The summer has his joys
And Winter his delights;
Though Love and all his pleasures are but toys,
They shorten tedious nights.
Veil, love, mine eyes
Veil, love, mine eyes: O hide from me
The plagues that charge the curious mind:
If beauty private will not be,
Suffice it yet that she proves kind.
Who can usurp heaven’s light alone?
Stars were not made to shine on one.
Griefs past a cure fools try to heal,
That greater harms on less inflict;
The pure offend by too much zeal;
Affection should not be too strict.
He that a true embrace will find,
To beauty’s faults must still be blind.
Love me or not
Love me or not, love her I must or die;
Leave me or not, follow her needs must I.
O that her grace would my wished comforts give.

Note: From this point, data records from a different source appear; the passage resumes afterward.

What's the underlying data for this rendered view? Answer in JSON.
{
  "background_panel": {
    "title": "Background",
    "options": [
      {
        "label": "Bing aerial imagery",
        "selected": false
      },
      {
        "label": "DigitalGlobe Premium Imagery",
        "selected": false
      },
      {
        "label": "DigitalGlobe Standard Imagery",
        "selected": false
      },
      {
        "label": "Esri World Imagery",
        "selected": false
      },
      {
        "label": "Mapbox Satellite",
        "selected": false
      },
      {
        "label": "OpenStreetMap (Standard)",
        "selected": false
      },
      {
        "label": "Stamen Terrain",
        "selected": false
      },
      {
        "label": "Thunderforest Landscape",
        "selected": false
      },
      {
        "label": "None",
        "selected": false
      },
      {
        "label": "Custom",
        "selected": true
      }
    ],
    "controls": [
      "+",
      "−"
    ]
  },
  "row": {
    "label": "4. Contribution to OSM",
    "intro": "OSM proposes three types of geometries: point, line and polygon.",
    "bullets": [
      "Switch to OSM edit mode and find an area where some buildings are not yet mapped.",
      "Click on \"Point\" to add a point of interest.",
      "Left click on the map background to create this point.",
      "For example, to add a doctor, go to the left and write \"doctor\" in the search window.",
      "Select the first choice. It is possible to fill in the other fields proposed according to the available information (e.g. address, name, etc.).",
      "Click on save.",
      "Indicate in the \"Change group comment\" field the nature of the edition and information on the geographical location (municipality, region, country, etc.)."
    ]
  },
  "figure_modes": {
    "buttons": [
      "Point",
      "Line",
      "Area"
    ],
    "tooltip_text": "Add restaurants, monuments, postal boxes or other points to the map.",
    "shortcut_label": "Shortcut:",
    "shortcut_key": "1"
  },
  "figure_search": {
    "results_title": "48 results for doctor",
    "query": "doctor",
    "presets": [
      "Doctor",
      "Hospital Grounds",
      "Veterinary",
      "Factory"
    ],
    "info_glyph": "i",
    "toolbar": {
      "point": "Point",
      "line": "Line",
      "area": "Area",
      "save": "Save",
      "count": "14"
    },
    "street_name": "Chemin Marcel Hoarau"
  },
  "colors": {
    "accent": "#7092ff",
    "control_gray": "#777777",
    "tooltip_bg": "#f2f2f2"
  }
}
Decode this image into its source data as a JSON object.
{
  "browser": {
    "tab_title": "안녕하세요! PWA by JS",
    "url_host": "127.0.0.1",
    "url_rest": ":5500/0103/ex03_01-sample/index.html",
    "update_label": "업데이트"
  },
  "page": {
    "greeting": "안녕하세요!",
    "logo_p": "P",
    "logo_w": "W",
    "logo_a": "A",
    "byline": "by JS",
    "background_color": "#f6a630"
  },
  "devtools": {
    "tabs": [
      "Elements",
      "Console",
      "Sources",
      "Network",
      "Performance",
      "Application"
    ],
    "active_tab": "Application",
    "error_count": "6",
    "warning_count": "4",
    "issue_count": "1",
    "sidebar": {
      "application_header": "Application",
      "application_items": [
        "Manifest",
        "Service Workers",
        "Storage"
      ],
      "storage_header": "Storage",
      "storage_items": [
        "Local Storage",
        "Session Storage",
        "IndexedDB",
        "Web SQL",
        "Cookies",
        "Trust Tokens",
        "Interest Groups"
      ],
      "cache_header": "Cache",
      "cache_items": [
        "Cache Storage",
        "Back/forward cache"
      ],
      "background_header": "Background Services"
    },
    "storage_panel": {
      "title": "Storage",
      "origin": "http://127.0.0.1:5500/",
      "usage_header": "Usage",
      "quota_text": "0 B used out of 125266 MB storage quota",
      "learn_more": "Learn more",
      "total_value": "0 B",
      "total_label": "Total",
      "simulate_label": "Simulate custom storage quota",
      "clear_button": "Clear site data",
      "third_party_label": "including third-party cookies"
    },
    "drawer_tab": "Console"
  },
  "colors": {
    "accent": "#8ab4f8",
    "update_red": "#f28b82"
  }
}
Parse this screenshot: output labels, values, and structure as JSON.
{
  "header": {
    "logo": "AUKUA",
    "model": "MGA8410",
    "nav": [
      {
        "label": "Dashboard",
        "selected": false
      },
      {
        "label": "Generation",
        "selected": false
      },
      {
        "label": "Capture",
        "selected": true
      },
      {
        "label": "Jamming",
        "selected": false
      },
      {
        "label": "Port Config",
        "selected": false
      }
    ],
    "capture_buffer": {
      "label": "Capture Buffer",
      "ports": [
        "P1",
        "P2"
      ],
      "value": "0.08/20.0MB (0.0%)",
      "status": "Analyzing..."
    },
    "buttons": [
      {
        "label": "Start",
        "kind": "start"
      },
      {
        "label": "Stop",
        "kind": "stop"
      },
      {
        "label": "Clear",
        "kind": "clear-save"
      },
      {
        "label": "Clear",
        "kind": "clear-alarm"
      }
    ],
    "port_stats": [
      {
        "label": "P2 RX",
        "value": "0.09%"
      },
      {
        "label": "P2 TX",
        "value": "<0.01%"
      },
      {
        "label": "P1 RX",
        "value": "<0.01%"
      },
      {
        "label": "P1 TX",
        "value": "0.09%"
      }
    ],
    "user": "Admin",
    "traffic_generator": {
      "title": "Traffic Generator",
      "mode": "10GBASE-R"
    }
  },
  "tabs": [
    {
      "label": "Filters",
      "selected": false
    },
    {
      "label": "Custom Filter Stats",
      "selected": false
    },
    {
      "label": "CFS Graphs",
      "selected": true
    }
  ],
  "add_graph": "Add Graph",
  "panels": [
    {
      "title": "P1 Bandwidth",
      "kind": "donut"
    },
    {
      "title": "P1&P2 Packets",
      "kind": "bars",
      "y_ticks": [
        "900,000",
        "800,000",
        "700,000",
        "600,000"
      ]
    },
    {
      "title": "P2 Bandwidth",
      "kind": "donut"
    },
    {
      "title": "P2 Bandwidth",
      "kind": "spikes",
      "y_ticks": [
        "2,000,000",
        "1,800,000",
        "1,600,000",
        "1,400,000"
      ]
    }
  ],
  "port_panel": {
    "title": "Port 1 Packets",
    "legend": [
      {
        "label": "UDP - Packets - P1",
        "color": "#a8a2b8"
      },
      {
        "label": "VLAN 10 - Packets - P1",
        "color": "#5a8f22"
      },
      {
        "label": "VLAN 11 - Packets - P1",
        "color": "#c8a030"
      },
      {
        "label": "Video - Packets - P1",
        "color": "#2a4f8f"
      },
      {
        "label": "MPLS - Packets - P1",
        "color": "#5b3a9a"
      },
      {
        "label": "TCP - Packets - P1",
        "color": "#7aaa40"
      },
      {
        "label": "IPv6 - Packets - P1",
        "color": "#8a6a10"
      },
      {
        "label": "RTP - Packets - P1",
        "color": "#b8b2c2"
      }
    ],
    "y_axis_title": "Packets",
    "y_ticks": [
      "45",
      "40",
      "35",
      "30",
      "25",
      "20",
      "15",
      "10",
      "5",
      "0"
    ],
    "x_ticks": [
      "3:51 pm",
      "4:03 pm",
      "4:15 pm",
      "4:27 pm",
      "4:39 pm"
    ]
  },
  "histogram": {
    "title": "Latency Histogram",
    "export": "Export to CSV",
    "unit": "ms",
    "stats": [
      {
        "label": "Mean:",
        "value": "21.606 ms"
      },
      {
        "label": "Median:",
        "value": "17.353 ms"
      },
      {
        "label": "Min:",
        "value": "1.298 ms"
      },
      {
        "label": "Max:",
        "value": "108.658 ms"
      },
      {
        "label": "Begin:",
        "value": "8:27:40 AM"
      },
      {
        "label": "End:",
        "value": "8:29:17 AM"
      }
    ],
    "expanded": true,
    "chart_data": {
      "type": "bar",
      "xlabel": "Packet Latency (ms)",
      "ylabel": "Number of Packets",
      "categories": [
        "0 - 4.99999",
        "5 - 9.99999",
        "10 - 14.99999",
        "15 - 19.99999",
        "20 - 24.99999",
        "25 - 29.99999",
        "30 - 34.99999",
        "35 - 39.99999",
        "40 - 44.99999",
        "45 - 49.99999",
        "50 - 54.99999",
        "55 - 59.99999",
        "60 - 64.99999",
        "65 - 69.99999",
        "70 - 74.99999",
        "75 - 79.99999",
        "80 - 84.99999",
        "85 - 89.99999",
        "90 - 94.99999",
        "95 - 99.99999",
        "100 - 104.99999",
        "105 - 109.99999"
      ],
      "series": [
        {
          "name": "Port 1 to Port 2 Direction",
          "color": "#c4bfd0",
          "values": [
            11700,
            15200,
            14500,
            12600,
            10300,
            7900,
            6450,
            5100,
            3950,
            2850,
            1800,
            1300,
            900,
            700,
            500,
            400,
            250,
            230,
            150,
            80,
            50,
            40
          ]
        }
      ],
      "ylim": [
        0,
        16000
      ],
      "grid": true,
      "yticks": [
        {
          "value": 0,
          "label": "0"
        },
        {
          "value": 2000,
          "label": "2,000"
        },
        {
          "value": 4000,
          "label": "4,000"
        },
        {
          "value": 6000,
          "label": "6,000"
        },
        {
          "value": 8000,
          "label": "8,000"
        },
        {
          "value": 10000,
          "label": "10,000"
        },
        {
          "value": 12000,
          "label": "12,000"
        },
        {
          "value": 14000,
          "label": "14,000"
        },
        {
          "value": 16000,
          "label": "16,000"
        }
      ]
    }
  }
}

How rich in her, how happy should I live.
All my desire, all my delight should be
Her to enjoy, her to unite to me:
Envy should cease, her would I love alone:
Who loves by looks, is seldom true to one.
Could I enchant, and that it lawful were,
Her would I charm softly that none should hear.
But love enforced rarely yields firm content;
So would I love that neither should repent.
Since she, even, she for whom I lived
Since she, even she, for whom I lived,
Sweet she by fate from me is torn,
Why am not I of sense deprived,
Forgetting I was ever born?
Why should I languish, hating light?
Better to sleep an endless night.
Be it either true or aptly feigned
That some of Lethe’s water write,
It is their best medicine that are pained
All thought to lose of past delight.
O would my anguish vanish so!
Happy are they that neither know.
I must complain
I must complain, yet do enjoy my love;
She is too fair, too rich in lovely parts:
Thence is my grief, for Nature, while she strove
With all her graces and divinest arts
To form her too too beautiful of hue,
She had no leisure left to make her true.
Should I, aggrieved, then wish she were less fair?
That were repugnant to mine own desires:
She is admired, new lovers still repair;
That kindles daily love’s forgetful fires.
Rest, jealous thoughts, and thus resolve at last,
She has more beauty than becomes the chaste.